Two weekends ago, Nick and I took our Friday off and escaped to England for a few days. The last time I was in London, I also came for a weekend, but was a college student studying in Bath, England for a few months. I was only in London for 48 hours, but to be completely honest, it did nothing for me at the time.
Then again, I was with a group of other Americans whose mission it was to see all touristy things possible. And without anyone local to show us something that wasn’t a red telephone booth, two-story bus, or something else equally as “iconic”, touristically speaking, the only thing I came away with was that London was a giant fucking city with a big wheel, un-walkable park, and a palace.
Contrary to what it must sound like, even in my teenage years, I loved to explore new places and was interested in the history of the places I visited – after all, I had my nose stuck in books for 4 months straight trying to keep my head above water in my tutorial on 17th century British History at University College Oxford. That London was dripping with centuries of tantalising history was not lost on me. It was London as it existed in its then present-day form that didn’t interest me. It was large and loud and I had no damned clue were I was. Which is kind of ridiculous if you knew how my heart was already beating for New York City. Then again, not only had I always had someone to show me around New York, I had discovered it in pieces, learning each neighbourhood one at a time. Half of my trip to London my junior year of college was just spent trying figure out how the hell to get out of Hyde Park.

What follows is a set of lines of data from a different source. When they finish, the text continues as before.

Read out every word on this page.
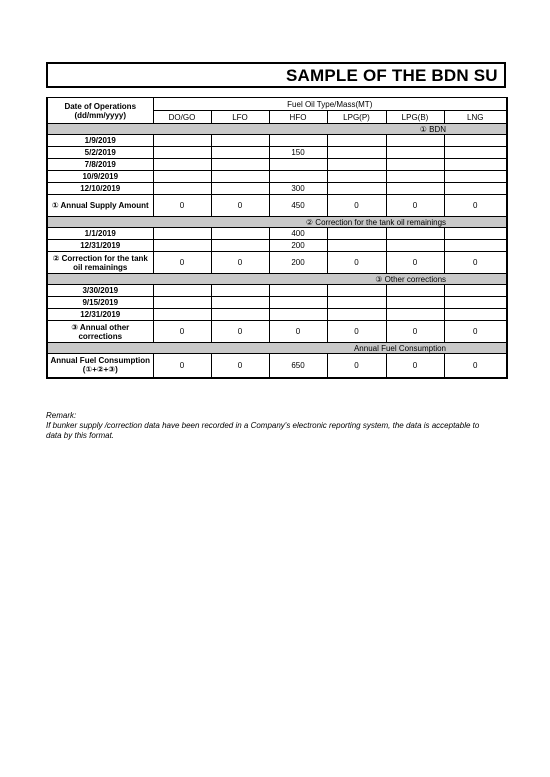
SAMPLE OF THE BDN SU
Date of Operations (dd/mm/yyyy)	Fuel Oil Type/Mass(MT)					
	DO/GO	LFO	HFO	LPG(P)	LPG(B)	LNG
① BDN						
1/9/2019						
5/2/2019			150			
7/8/2019						
10/9/2019						
12/10/2019			300			
① Annual Supply Amount	0	0	450	0	0	0
② Correction for the tank oil remainings						
1/1/2019			400			
12/31/2019			200			
② Correction for the tank oil remainings	0	0	200	0	0	0
③ Other corrections						
3/30/2019						
9/15/2019						
12/31/2019						
③ Annual other corrections	0	0	0	0	0	0
Annual Fuel Consumption						
Annual Fuel Consumption (①+②+③)	0	0	650	0	0	0
Remark:
If bunker supply /correction data have been recorded in a Company's electronic reporting system, the data is acceptable to
data by this format.
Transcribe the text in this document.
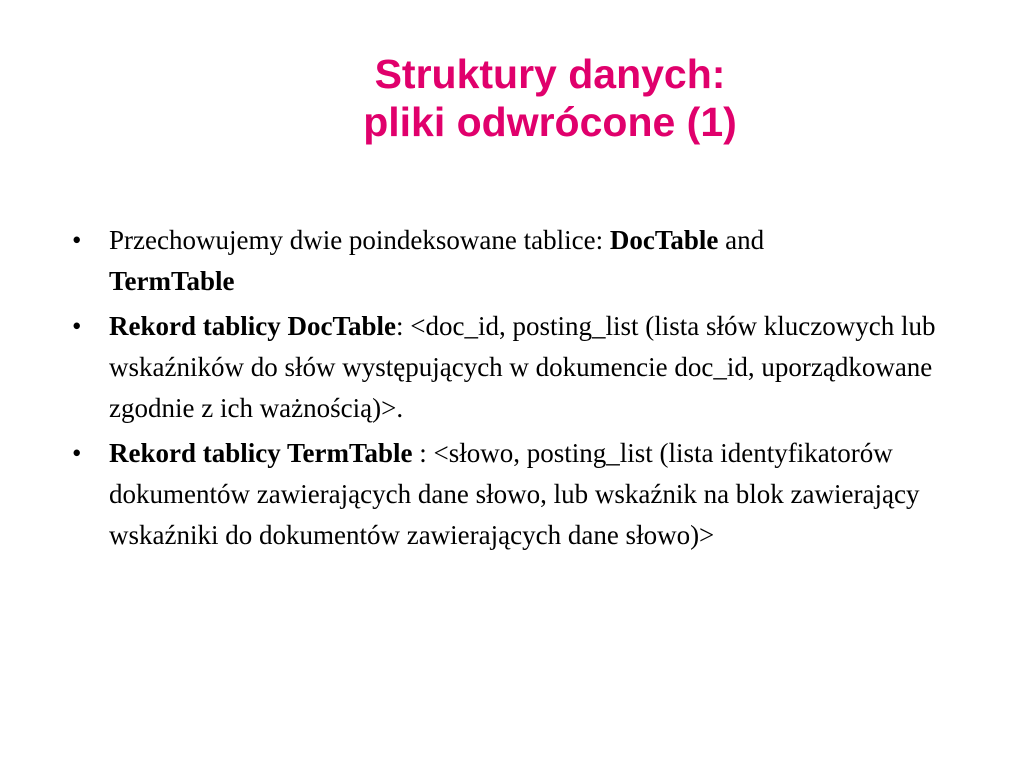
Struktury danych:
pliki odwrócone (1)
• Przechowujemy dwie poindeksowane tablice: DocTable and
TermTable
• Rekord tablicy DocTable: <doc_id, posting_list (lista słów kluczowych lub wskaźników do słów występujących w dokumencie doc_id, uporządkowane zgodnie z ich ważnością)>.
• Rekord tablicy TermTable : <słowo, posting_list (lista identyfikatorów dokumentów zawierających dane słowo, lub wskaźnik na blok zawierający wskaźniki do dokumentów zawierających dane słowo)>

Fast forward to two weekends ago: My opinion has completely changed. London has won my heart and part of me is ready to pack my bags, buy a one-way ticket to Heathrow, board a plane and never look back. Nick and I did all the exploring on our own, but chose the neighbourhood – Camden – based on the recommendation of a friend of mine from London (who was unfortunately out of town at Uni) and made our food choices based on Qype recommendations. Which is almost as good. Almost. The trip was probably 80%20% – hit and miss, respectively. Pretty sweet batting average, if you ask me.
Camden has a similar vibe to Berlin, and although there are some prime touristy spots which would definitely wear on my nerves if I were to be local, it’s also full of independent cafes, restaurants, and shops. And to be perfectly honest, I could imagine that even the touristy stuff would be fun to do as a local now and then. We walked down Chalk Farm Road, snaked our way through Stables Market, climbed up Primrose Hill, and grabbed some pints with Nick’s cousin at The World’s End.

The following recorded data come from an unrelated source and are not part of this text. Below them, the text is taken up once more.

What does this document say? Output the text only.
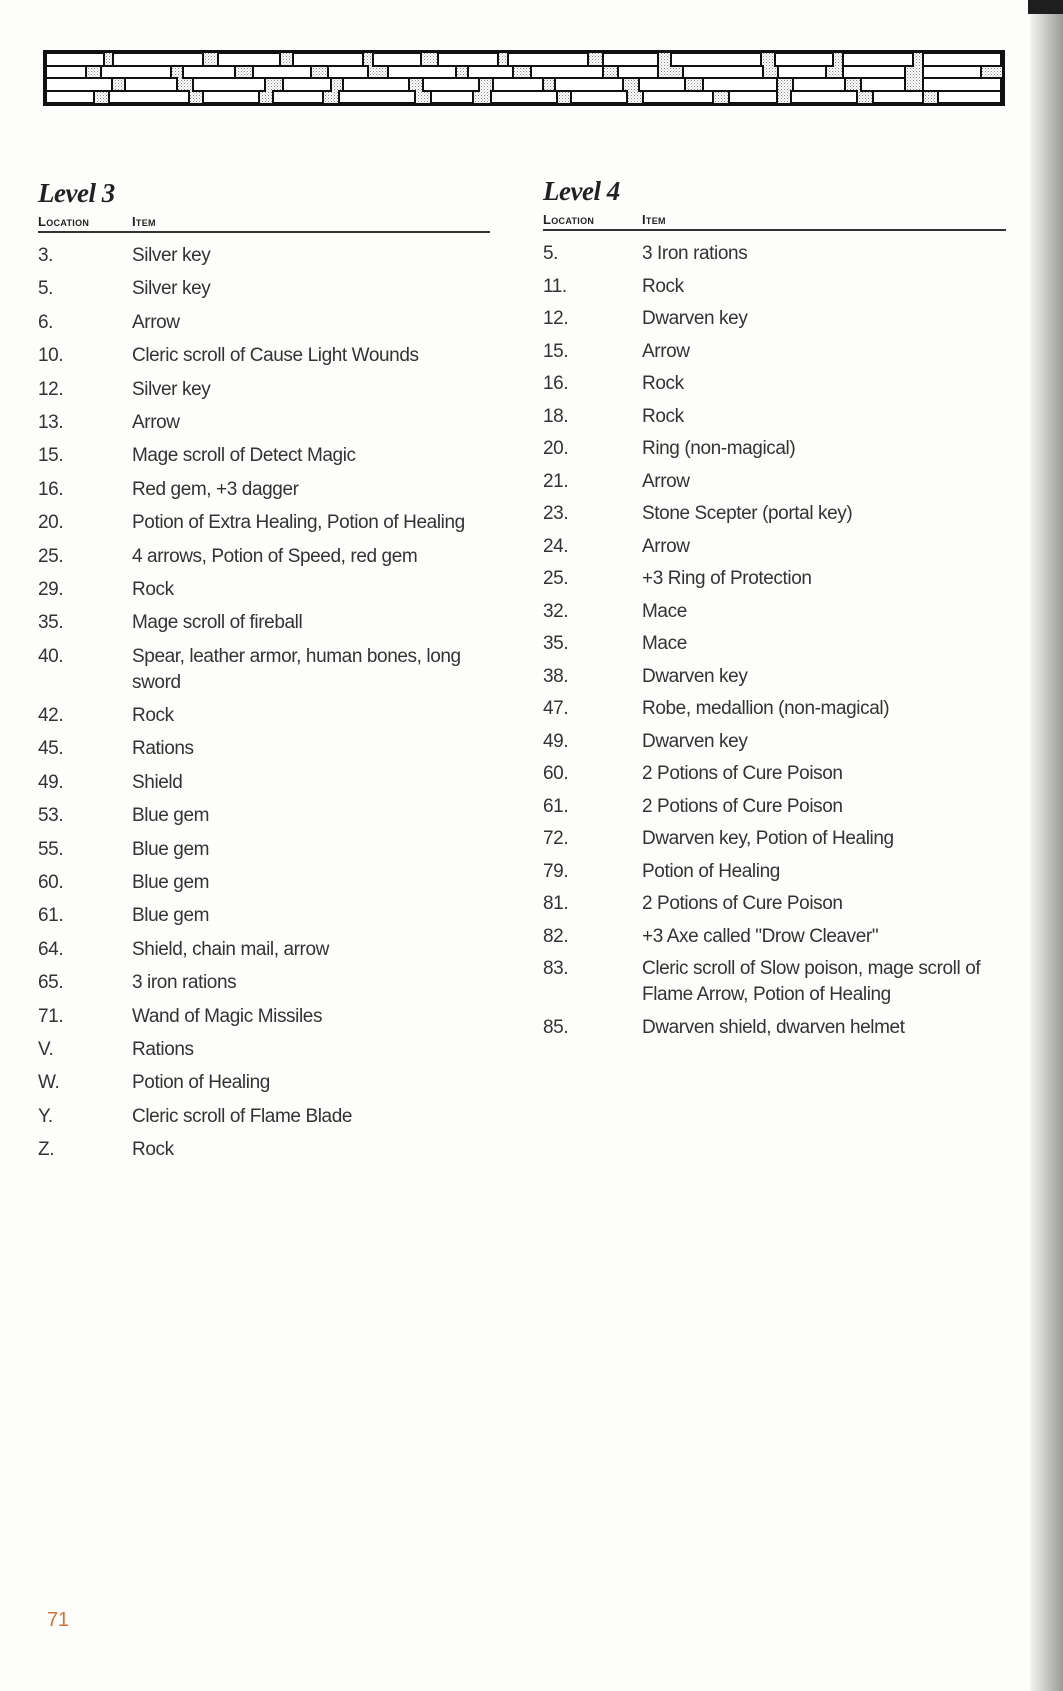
Level 3
Location	Item
3.	Silver key
5.	Silver key
6.	Arrow
10.	Cleric scroll of Cause Light Wounds
12.	Silver key
13.	Arrow
15.	Mage scroll of Detect Magic
16.	Red gem, +3 dagger
20.	Potion of Extra Healing, Potion of Healing
25.	4 arrows, Potion of Speed, red gem
29.	Rock
35.	Mage scroll of fireball
40.	Spear, leather armor, human bones, long sword
42.	Rock
45.	Rations
49.	Shield
53.	Blue gem
55.	Blue gem
60.	Blue gem
61.	Blue gem
64.	Shield, chain mail, arrow
65.	3 iron rations
71.	Wand of Magic Missiles
V.	Rations
W.	Potion of Healing
Y.	Cleric scroll of Flame Blade
Z.	Rock
Level 4
Location	Item
5.	3 Iron rations
11.	Rock
12.	Dwarven key
15.	Arrow
16.	Rock
18.	Rock
20.	Ring (non-magical)
21.	Arrow
23.	Stone Scepter (portal key)
24.	Arrow
25.	+3 Ring of Protection
32.	Mace
35.	Mace
38.	Dwarven key
47.	Robe, medallion (non-magical)
49.	Dwarven key
60.	2 Potions of Cure Poison
61.	2 Potions of Cure Poison
72.	Dwarven key, Potion of Healing
79.	Potion of Healing
81.	2 Potions of Cure Poison
82.	+3 Axe called "Drow Cleaver"
83.	Cleric scroll of Slow poison, mage scroll of Flame Arrow, Potion of Healing
85.	Dwarven shield, dwarven helmet
71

With just a few days, we really didn’t get to properly explore much more than Camden and a few of the major destinations. But I was perfectly happy with that, as our goal wasn’t really about adding patches to our “Tourist-Cred” jacket – after all you guys already know my feelings about tourists – whether I am one or next to one. Our goal was just more to wander around and be somewhere other than Berlin for the weekend. (Still, that means there will be another trip to London in the near future, as I didn’t even set foot in Shoreditch, which I have heard that I should.)
My general impression of London, from what I saw, is that it’s basically like what New York City would be like if it were a European city. (I’m sure college me would find this assertion ironically amusing) But, I mean, it makes sense. We were colonists once, after all.
London felt like a place I could really feel comfortable living, and being able to communicate in English, even as a fluent German speaker, was refreshing. I was also so struck at how polite and kind the majority of Londoners were. My only criticism would be that it is clearly self-evident that London is much more capitalistic and consumer-oriented than Berlin. But despite the fact that there was a Pret, Boots, Costa, Sainsbury’s, and WHSmith on about every second street, London also has this quaint unkempt daintiness about it that I found, dare I say, quintessentially British?
Still, all good things must come to and end. After I returned home, I was slapped in the face with the hard, persisting reality that British politeness is just that – British. In less than 48 hours the smiles were gone and an official had already told me off. Ah, Berlin. how I love and hate you so.